Die Basis für das Geschäft einer Bank besteht aus einem immer komplexer werdenden Umgang mit Informationen – über Konten, Kunden, Kurse, Transaktionen und so weiter. Komplexität die es mit Informationstechnologie zu bewältigen gilt. Wie werden nun Banken in fünf Jahren aussehen? Diese Frage untersuchte das Kompetenzzentrum Sourcing in der Finanzindustrie. Die Befragten waren 104 Universal- und Privatbanken sowie Banken-Provider in der Schweiz, Deutschland und Österreich. Zehn Experteninterviews erlaubten zusätzlich das detaillierte Hinterfragen und Verifizieren der Ergebnisse. Diese zeigen drei Hauptherausforderungen auf dem Weg zur "Bank 2015":
Kundenverhalten: Die Finanzkrise hat zu einem "Vertrauensbruch" zwischen Banken und Kunden geführt. Die weitere Professionalisierung der Kundenberatung steht im Fokus vieler Banken. Änderungen im Kundenverhalten führen darüber hinaus zur Diskussion neuer Ansätze für die Beratung, denn Kunden nutzen immer stärker elektronische Kanäle (zum Beispiel Smartphones). Gleichzeitig bleibt die persönliche Beziehung zum Bankberater weiterhin wichtig (hybride Interaktion). Die Revolution ganzer Industrien, wie beispielsweise des Buchhandels (Stichwort Amazon), wird auch Konsequenzen auf Finanzdienstleistungen haben und sich in Form neuer Geschäftsmodelle niederschlagen.
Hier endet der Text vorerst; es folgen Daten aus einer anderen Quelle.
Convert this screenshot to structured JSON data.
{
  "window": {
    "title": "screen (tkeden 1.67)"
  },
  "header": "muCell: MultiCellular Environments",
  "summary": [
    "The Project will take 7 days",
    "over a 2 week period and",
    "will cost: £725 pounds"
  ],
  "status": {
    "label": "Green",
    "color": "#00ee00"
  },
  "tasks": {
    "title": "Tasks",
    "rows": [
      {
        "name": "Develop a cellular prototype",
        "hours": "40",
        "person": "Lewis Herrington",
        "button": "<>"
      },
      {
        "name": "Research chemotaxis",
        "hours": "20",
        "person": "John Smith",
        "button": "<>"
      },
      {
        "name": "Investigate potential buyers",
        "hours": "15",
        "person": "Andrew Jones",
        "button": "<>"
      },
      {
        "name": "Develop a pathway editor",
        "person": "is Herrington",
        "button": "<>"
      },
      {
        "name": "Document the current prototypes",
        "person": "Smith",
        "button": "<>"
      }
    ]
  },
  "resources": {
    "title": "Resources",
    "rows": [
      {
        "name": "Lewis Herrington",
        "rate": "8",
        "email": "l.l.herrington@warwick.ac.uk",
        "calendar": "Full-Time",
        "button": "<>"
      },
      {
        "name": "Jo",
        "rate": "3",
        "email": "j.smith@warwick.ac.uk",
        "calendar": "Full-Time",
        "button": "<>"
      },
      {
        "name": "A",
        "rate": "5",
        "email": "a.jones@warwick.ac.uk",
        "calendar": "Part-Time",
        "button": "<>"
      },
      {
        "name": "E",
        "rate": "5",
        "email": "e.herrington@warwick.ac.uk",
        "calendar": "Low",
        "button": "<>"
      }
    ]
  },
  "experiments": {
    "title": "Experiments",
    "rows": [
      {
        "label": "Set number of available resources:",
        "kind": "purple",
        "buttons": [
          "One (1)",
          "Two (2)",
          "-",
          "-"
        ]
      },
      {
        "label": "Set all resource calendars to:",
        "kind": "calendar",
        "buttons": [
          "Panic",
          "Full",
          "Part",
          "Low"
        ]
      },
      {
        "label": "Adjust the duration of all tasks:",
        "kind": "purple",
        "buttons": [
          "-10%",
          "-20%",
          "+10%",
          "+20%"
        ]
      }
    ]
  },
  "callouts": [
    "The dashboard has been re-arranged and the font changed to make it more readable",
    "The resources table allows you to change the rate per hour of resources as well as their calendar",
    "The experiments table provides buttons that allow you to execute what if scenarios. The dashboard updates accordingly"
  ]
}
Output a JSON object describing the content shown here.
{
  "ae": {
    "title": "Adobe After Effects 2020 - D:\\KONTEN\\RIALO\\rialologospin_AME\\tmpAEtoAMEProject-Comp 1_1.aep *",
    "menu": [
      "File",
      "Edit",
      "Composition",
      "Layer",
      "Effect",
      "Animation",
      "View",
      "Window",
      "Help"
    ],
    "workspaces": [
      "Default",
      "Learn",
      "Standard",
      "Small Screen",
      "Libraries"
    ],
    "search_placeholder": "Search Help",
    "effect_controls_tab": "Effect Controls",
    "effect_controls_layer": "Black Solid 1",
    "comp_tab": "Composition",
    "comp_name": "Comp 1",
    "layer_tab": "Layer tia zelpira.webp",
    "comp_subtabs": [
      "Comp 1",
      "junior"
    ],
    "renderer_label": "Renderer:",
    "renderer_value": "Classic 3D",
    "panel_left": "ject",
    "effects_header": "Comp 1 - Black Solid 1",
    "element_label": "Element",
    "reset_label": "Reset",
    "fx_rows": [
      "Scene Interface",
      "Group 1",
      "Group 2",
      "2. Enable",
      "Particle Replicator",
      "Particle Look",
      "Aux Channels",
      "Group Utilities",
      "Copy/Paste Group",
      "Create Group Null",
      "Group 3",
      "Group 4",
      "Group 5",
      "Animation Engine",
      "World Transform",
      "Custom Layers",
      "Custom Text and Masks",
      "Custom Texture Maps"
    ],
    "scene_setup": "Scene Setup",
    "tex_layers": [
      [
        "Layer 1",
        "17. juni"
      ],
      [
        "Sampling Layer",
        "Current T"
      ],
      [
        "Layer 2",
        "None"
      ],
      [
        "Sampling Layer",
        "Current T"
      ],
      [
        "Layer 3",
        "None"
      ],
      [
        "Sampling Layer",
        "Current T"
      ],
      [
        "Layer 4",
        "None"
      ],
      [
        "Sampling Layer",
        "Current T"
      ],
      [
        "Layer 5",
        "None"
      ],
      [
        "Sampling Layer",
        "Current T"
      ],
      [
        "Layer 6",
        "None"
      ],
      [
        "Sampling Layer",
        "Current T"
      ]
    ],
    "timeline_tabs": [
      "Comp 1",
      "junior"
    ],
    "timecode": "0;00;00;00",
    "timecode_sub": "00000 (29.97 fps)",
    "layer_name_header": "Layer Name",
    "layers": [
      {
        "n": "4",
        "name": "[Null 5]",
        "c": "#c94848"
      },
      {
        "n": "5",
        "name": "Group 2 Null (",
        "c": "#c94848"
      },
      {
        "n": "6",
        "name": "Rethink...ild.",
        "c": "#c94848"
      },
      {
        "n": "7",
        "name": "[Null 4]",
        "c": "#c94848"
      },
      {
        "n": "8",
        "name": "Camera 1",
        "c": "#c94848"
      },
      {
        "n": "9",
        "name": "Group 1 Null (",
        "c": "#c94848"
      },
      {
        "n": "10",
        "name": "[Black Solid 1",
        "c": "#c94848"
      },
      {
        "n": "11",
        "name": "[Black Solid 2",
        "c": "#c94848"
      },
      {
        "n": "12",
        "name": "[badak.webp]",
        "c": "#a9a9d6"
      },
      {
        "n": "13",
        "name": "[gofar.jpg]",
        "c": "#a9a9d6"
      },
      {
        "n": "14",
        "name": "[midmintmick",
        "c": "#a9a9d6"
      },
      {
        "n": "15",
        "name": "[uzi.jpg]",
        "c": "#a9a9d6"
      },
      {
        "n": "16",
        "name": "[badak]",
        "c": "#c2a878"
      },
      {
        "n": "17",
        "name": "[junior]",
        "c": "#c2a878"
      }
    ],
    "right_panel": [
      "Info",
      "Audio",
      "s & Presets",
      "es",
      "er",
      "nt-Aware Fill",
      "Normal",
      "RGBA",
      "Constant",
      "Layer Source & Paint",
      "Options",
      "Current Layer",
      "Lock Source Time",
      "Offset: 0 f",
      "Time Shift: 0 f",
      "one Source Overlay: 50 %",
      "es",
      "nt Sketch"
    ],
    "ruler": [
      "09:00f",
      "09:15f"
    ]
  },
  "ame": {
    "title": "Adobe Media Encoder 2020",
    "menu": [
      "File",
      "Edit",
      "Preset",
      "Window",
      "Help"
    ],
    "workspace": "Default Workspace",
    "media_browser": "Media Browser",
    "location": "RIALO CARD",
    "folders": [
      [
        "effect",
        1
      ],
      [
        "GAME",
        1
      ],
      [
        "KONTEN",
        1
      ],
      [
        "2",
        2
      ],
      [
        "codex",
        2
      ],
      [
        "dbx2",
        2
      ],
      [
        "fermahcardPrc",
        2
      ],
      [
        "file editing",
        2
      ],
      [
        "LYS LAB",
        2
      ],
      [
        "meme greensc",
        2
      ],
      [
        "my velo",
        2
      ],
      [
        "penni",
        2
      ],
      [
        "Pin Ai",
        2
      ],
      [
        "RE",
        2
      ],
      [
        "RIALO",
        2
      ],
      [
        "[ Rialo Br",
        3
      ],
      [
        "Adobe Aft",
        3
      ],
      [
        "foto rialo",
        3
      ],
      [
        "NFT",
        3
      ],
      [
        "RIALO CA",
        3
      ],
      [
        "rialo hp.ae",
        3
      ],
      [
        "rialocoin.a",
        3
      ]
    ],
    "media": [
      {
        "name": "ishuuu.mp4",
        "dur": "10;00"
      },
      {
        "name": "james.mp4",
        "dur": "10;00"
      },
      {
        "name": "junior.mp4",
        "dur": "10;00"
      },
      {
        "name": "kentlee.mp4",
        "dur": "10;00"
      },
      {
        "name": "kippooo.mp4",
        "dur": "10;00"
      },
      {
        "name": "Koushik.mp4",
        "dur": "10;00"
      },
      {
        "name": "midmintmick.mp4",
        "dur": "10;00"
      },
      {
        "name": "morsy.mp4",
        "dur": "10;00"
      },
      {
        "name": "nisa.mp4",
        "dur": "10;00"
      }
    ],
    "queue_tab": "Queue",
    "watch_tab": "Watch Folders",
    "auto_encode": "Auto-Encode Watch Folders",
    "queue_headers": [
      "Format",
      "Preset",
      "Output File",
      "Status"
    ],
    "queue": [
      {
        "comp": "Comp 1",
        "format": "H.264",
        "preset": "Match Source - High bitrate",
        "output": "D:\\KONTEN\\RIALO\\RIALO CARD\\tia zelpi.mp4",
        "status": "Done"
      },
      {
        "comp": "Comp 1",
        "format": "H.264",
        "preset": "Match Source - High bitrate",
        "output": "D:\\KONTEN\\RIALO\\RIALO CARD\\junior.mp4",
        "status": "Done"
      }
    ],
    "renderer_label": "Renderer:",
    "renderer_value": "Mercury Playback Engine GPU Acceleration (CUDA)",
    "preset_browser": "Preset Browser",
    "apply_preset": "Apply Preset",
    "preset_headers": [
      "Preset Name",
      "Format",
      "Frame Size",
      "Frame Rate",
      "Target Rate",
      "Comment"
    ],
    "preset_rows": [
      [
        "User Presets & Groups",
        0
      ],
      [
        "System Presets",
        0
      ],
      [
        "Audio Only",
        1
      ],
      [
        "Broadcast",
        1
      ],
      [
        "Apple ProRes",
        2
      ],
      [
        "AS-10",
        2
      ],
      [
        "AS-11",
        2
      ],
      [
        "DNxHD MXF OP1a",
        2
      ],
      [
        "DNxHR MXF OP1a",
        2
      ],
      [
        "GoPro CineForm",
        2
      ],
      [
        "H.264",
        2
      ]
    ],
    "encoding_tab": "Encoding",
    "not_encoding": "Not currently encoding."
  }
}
Marktveränderungen: Vorsorgemodelle, Versicherungslösungen oder Angebote von Branchenfremden zeigen Ansätze, in welchen Banken bei Finanzdienstleistungen eine untergeordnete Rolle spielen. Neu sind auch sogenannte "Community-Banking"-Ansätze wie zum Beispiel von der FIDOR Bank, deren Geschäftsmodell auf der Gemeinschaft der Kunden beruht. Dem wichtigen Aspekt des Vertrauens wird in diesem Modell dadurch Rechnung getragen, dass sich die Kunden gegenseitig kennen und Empfehlungen geben können.
Regulatorien: Regulatorische Auflagen und Vorgaben aus dem Ausland stellen grosse Herausforderungen für die Bank 2015 dar. Das Bankkundengeheimnis wird dagegen künftig eine untergeordnete Bedeutung einnehmen. Entwicklungen wie die Zunahme der Dokumentationspflichten, Haftungsansprüche und der Verantwortung gegenüber dem Kunden werden zu weiteren Komplexitätssteigerungen und damit wahrscheinlich sinkenden Margen führen.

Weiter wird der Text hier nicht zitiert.